2.5 Model literasi informasi Saat ini berkembang beberapa model literasi informasi. Model literasi informasi diperlukan oleh seseorang dalam melakukan identifikasi komponen-komponen penting dalam proses memahami informasi. Model literasi informasi berkembang berdasarkan kebutuhan dan cara pandang kelompok-kelompok tertentu terhadap informasi. Salah satu model literasi informasi yang bisa di terapkan di sekolah-sekolah adalah model The Big 6. Model literasi informasi the Big 6 dikembangkan oleh Mike Eisenberg dan Bob Berkowits (Eisenberg, 2004). Model ini mendasarkan identifikasi dalam enam langkah yakni: pendefinisian tugas (Task define), strategi pencarian informasi (Information seeking strategies), lokasi dan akses (Location and access), penggunaan informasi (Use of information), memadukan (Synthesis), dan evaluasi (Evaluation). 2.6 Disabilitas Penyandang disabilitas merupakan istilah yang digunakan untuk menunjuk individu yang mengalami hambatan atau gangguan pada kondisi fisik, mental, emosional yang kemudian bisa berpengaruh terhadap aktivitas sosialnya. Orang berkebutuhan khusus (disabilitas) adalah orang yang hidup dengan karakteristik khusus dan memiliki perbedaan dengan orang pada umumnya. Karena karakteristik yang berbeda inilah memerlukan pelayanan khusus agar mereka mendapatkan hak-haknya sebagai manusia yang hidup di muka bumi ini. Orang berkebutuhan khusus memiliki defenisi yang sangat luas, mencakup orang-orang yang memiliki cacat fisik, atau kemampuan IQ (Intelligence Quotient) rendah, serta orang dengan permasalahan sangat kompleks, sehingga fungsi-fungsi kognitifnya mengalami gangguan.
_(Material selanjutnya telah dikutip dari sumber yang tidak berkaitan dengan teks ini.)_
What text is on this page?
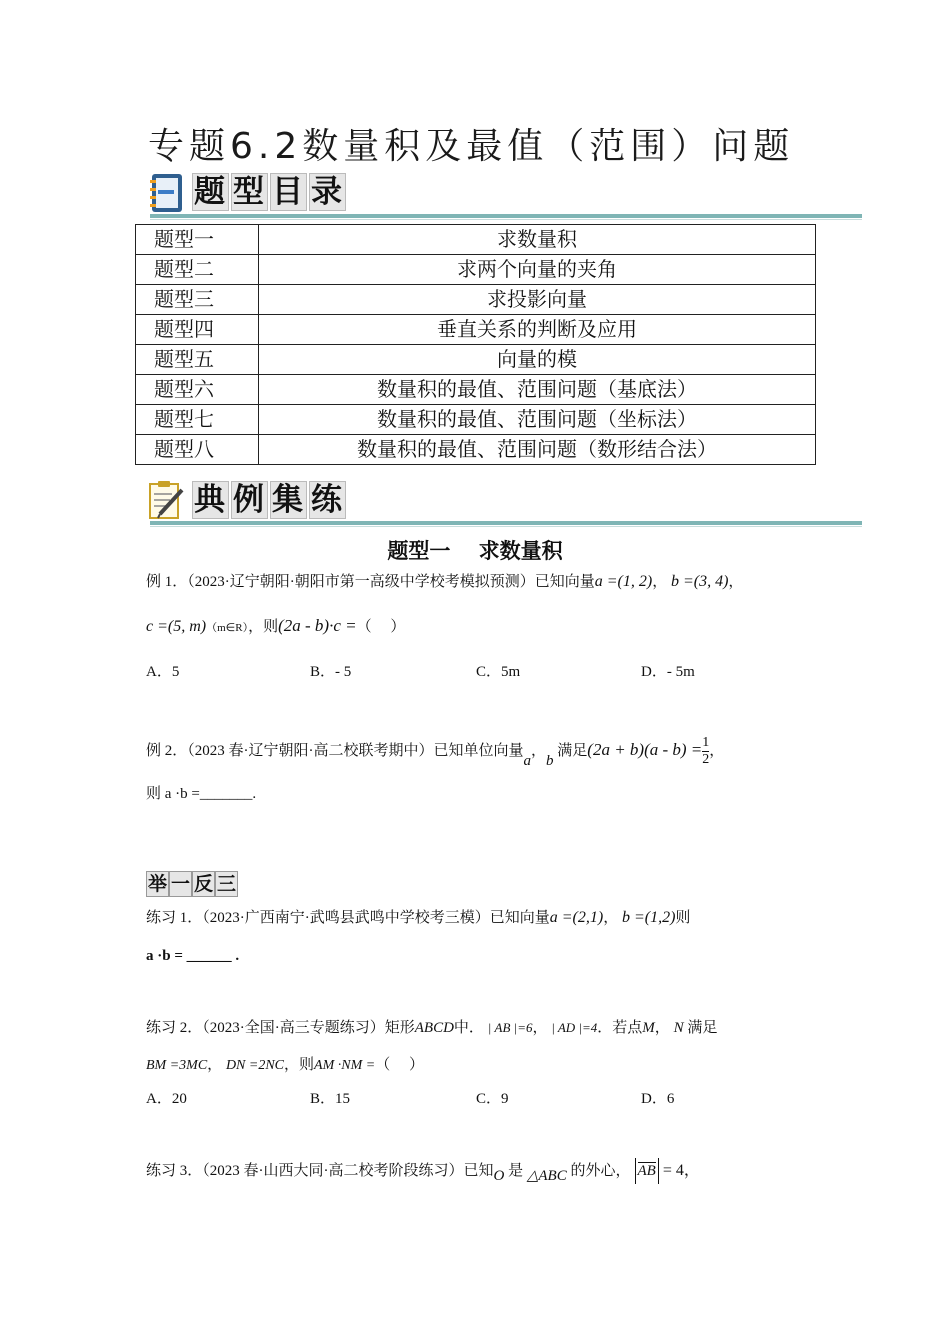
专题6.2数量积及最值（范围）问题
题 型 目 录
题型一	求数量积
题型二	求两个向量的夹角
题型三	求投影向量
题型四	垂直关系的判断及应用
题型五	向量的模
题型六	数量积的最值、范围问题（基底法）
题型七	数量积的最值、范围问题（坐标法）
题型八	数量积的最值、范围问题（数形结合法）
典 例 集 练
题型一　 求数量积
例 1．（2023·辽宁朝阳·朝阳市第一高级中学校考模拟预测）已知向量a =(1, 2)， b =(3, 4)，
c =(5, m)（m∈R），则(2a - b)·c =（　 ）
A．5	B．- 5	C．5m	D．- 5m
例 2．（2023 春·辽宁朝阳·高二校联考期中）已知单位向量a，b 满足$(2a + b)(a - b) = \frac{1}{2}$ ，
则 a ·b =_______.
举 一 反 三
练习 1．（2023·广西南宁·武鸣县武鸣中学校考三模）已知向量a =(2,1)， b =(1,2)则
a ·b = ______ .
练习 2．（2023·全国·高三专题练习）矩形ABCD中． | AB |=6， | AD |=4．若点M， N 满足
BM =3MC， DN =2NC，则AM ·NM =（　 ）
A．20	B．15	C．9	D．6
练习 3．（2023 春·山西大同·高二校考阶段练习）已知O 是 △ABC 的外心， AB = 4，
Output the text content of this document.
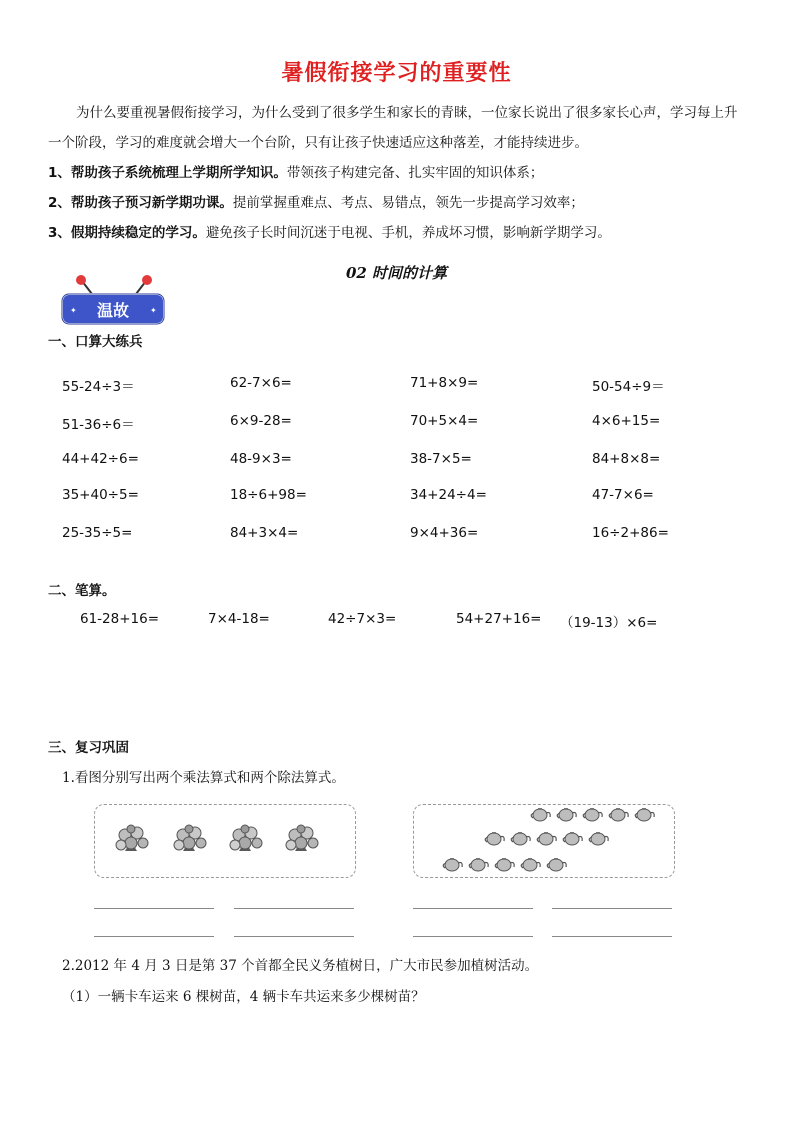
暑假衔接学习的重要性

为什么要重视暑假衔接学习，为什么受到了很多学生和家长的青睐，一位家长说出了很多家长心声，学习每上升一个阶段，学习的难度就会增大一个台阶，只有让孩子快速适应这种落差，才能持续进步。

1、帮助孩子系统梳理上学期所学知识。带领孩子构建完备、扎实牢固的知识体系；

2、帮助孩子预习新学期功课。提前掌握重难点、考点、易错点，领先一步提高学习效率；

3、假期持续稳定的学习。避免孩子长时间沉迷于电视、手机，养成坏习惯，影响新学期学习。

02 时间的计算
✦	✦
温故
一、口算大练兵
55-24÷3＝	62-7×6=	71+8×9=	50-54÷9＝
51-36÷6＝	6×9-28=	70+5×4=	4×6+15=
44+42÷6=	48-9×3=	38-7×5=	84+8×8=
35+40÷5=	18÷6+98=	34+24÷4=	47-7×6=
25-35÷5=	84+3×4=	9×4+36=	16÷2+86=
二、笔算。
61-28+16=	7×4-18=	42÷7×3=	54+27+16= （19-13）×6=
三、复习巩固
1.看图分别写出两个乘法算式和两个除法算式。
2.2012 年 4 月 3 日是第 37 个首都全民义务植树日，广大市民参加植树活动。
（1）一辆卡车运来 6 棵树苗，4 辆卡车共运来多少棵树苗？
3. Metode penelitian 3.1 Fokus penelitian Metode penelitian yang digunakan dalam penelitian mengenai peran guru SLB Negeri Gedangan untuk menumbuhkan kemampuan literasi informasi siswa disabilitas adalah dengan menggunakan metode kuantitatif yang bersifat deskriptif. Penelitian deskriptif adalah penelitian yang dilakukan untuk mengetahui nilai dari variabel mandiri, baik satu variabel atau lebih (independen) tanpa membuat perbandingan atau menghubungkan antara variabel satu dengan yang lain (Sugiyono, 2011). Jadi penelitian deskriptif adalah penelitian yang dilakukan hanya untuk menggambarkan satu variabel tanpa membandingkan atau menghubungkan variabel-variabel tersebut. 3.2 Lokasi penelitian Berdasarkan rumusan masalah dan ketertarikan peneliti maka penelitian ini mengambil lokasi di salah satu sekolah luar biasa negeri dari dua SLB negeri di Sidoarjo, yaitu Sekolah Luar Biasa Negeri Gedangan. SLB negeri Gedangan adalah satu dari dua SLB Negeri atau milik pemerintah di Sidoarjo. Memiliki satu ruang perpustakaan yang masih aktif dan layak dibandingkan dengan SLB-SLB negeri atau swasta lainnya. Mereka memiliki satu pustakawan dan beberapa guru pendamping dan koleksi yang beragam mulai dari buku awas sampai buku Braille atau buku dengan huruf timbul. 3.3 Populasi dan sampel Sampel yang digunakan dalam penelitian ini adalah sampel jenuh. Menurut (Sugiyono, 2001) sampling jenuh adalah teknik penentuan sampel bila semua anggota populasi digunakan sebagai sampel. Hal ini sering dilakukan bila jumlah populasi relatif
kecil. Sedangkan untuk penelitian ini peneliti ingin meneliti seluruh guru di SLBN Gedangan yang berjumlah 35 orang. 3.4 Teknik pengambilan data Dalam penelitian ini teknik pengambilan data yang digunakan peneliti adalah: 1. Data primer Data yang diperoleh dan dikumpulkan oleh peneliti sendiri atau langsung dari responden melalui survei yang berpedoman pada kuesioner sebagai alat bantu. 2. Data sekunder Data yang diperoleh dari institusi terkait dalam hal ini SLB Negeri Gedangan, seperti data tentang jumlah guru dan jumlah murid 3. Studi kepustakaan Studi kepustakaan ini merupakan kegiatan mengamati berbagai dokumen hasil penelitian terdahulu seperti skripsi, buku-buku, jurnal, serta publikasi-publikasi lainnya baik dari dalam negeri maupun luar negeri yang umumnya diperoleh melalui perpustakaan dan internet. Dengan tujuan agar dalam penelitian dapat menjelaskan masalah yang terjadi 4. Observasi Observasi dilakukan agar data yang diperoleh lebih mencerminkan keadaan yang sewajarnya dan sebenarnya tanpa usaha yang disengaja untuk mempengaruhi, mengatur atau memanipulasi. Peneliti melakukan observasi langsung di lapangan, yaitu ketika pengajar melakukan aktivitasnya selama proses belajar mengajar.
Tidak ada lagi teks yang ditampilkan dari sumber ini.